I've kept using it since then. It's been happily paired with an iPhone, a Peloton, an Apple Watch, a series of Garmins, and probably a bunch of others I've forgotten about. When I write the "accuracy" section in my fitness watch comparisons and reviews, I use the Coospo (either paired to my phone or to a third watch) to get a gold-standard heart rate graph to see how the tested devices stack up.

The Coospo heart rate monitor I have is a slightly older version of the one linked above (since I've had it so long). It uses Bluetooth and also supports ANT+, and it gets its power from a coin cell battery that I have to change out roughly once a year. It doesn't have any on-device storage space, which I don't need, because it beams the data directly to the connected watch or phone. It's comfortable and easy to adjust. The device pops off so I can wash the strap. And even though there are more expensive straps out there (like the $100 Polar H10, which I've heard is great), I cannot think of a single chest strap feature I could possibly care about that I don't already have.

How to use a chest strap without a watch

On my iPhone, I found the simplest way was to download the Polar Beat app (free on iOS and Android), which pairs with my strap over Bluetooth. If you’re going for a run or a bike ride while carrying your phone, it can also use your phone’s GPS to track your pace and record where you went on a map.

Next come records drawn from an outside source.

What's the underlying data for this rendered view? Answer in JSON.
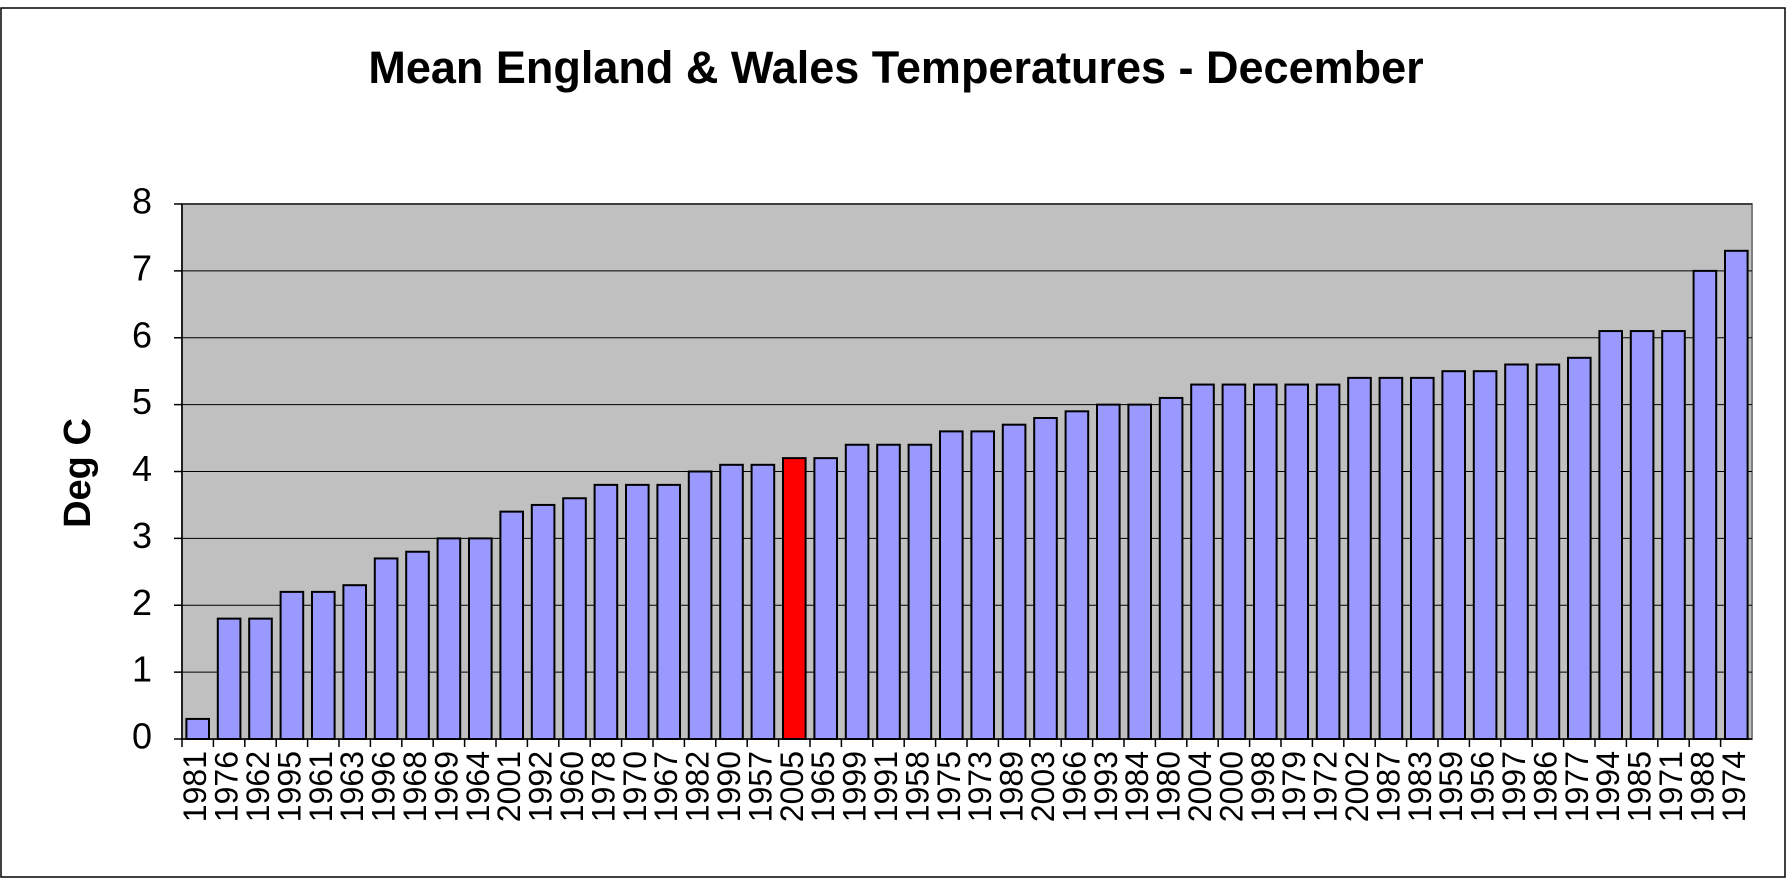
{
  "chart_data": {
    "type": "bar",
    "title": "Mean England & Wales Temperatures - December",
    "y_label": "Deg C",
    "categories": [
      "1981",
      "1976",
      "1962",
      "1995",
      "1961",
      "1963",
      "1996",
      "1968",
      "1969",
      "1964",
      "2001",
      "1992",
      "1960",
      "1978",
      "1970",
      "1967",
      "1982",
      "1990",
      "1957",
      "2005",
      "1965",
      "1999",
      "1991",
      "1958",
      "1975",
      "1973",
      "1989",
      "2003",
      "1966",
      "1993",
      "1984",
      "1980",
      "2004",
      "2000",
      "1998",
      "1979",
      "1972",
      "2002",
      "1987",
      "1983",
      "1959",
      "1956",
      "1997",
      "1986",
      "1977",
      "1994",
      "1985",
      "1971",
      "1988",
      "1974"
    ],
    "values": [
      0.3,
      1.8,
      1.8,
      2.2,
      2.2,
      2.3,
      2.7,
      2.8,
      3.0,
      3.0,
      3.4,
      3.5,
      3.6,
      3.8,
      3.8,
      3.8,
      4.0,
      4.1,
      4.1,
      4.2,
      4.2,
      4.4,
      4.4,
      4.4,
      4.6,
      4.6,
      4.7,
      4.8,
      4.9,
      5.0,
      5.0,
      5.1,
      5.3,
      5.3,
      5.3,
      5.3,
      5.3,
      5.4,
      5.4,
      5.4,
      5.5,
      5.5,
      5.6,
      5.6,
      5.7,
      6.1,
      6.1,
      6.1,
      7.0,
      7.3
    ],
    "colors": [
      "#9999ff",
      "#9999ff",
      "#9999ff",
      "#9999ff",
      "#9999ff",
      "#9999ff",
      "#9999ff",
      "#9999ff",
      "#9999ff",
      "#9999ff",
      "#9999ff",
      "#9999ff",
      "#9999ff",
      "#9999ff",
      "#9999ff",
      "#9999ff",
      "#9999ff",
      "#9999ff",
      "#9999ff",
      "#ff0000",
      "#9999ff",
      "#9999ff",
      "#9999ff",
      "#9999ff",
      "#9999ff",
      "#9999ff",
      "#9999ff",
      "#9999ff",
      "#9999ff",
      "#9999ff",
      "#9999ff",
      "#9999ff",
      "#9999ff",
      "#9999ff",
      "#9999ff",
      "#9999ff",
      "#9999ff",
      "#9999ff",
      "#9999ff",
      "#9999ff",
      "#9999ff",
      "#9999ff",
      "#9999ff",
      "#9999ff",
      "#9999ff",
      "#9999ff",
      "#9999ff",
      "#9999ff",
      "#9999ff",
      "#9999ff"
    ],
    "ylim": [
      0,
      8
    ],
    "yticks": [
      0,
      1,
      2,
      3,
      4,
      5,
      6,
      7,
      8
    ],
    "grid": true,
    "plot_background": "#c0c0c0"
  }
}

I tend to use mine for indoor cycling, though, and for kettlebell workouts (which I log as “other indoor”). Using a strap without a watch is especially handy with kettlebells, since the bell otherwise knocks into the watch in certain positions. But if you have a fitness watch and you like using it, most models will allow you to pair the watch with a chest strap directly. That way you can get the most accurate readings, and be able to check the numbers from your wrist.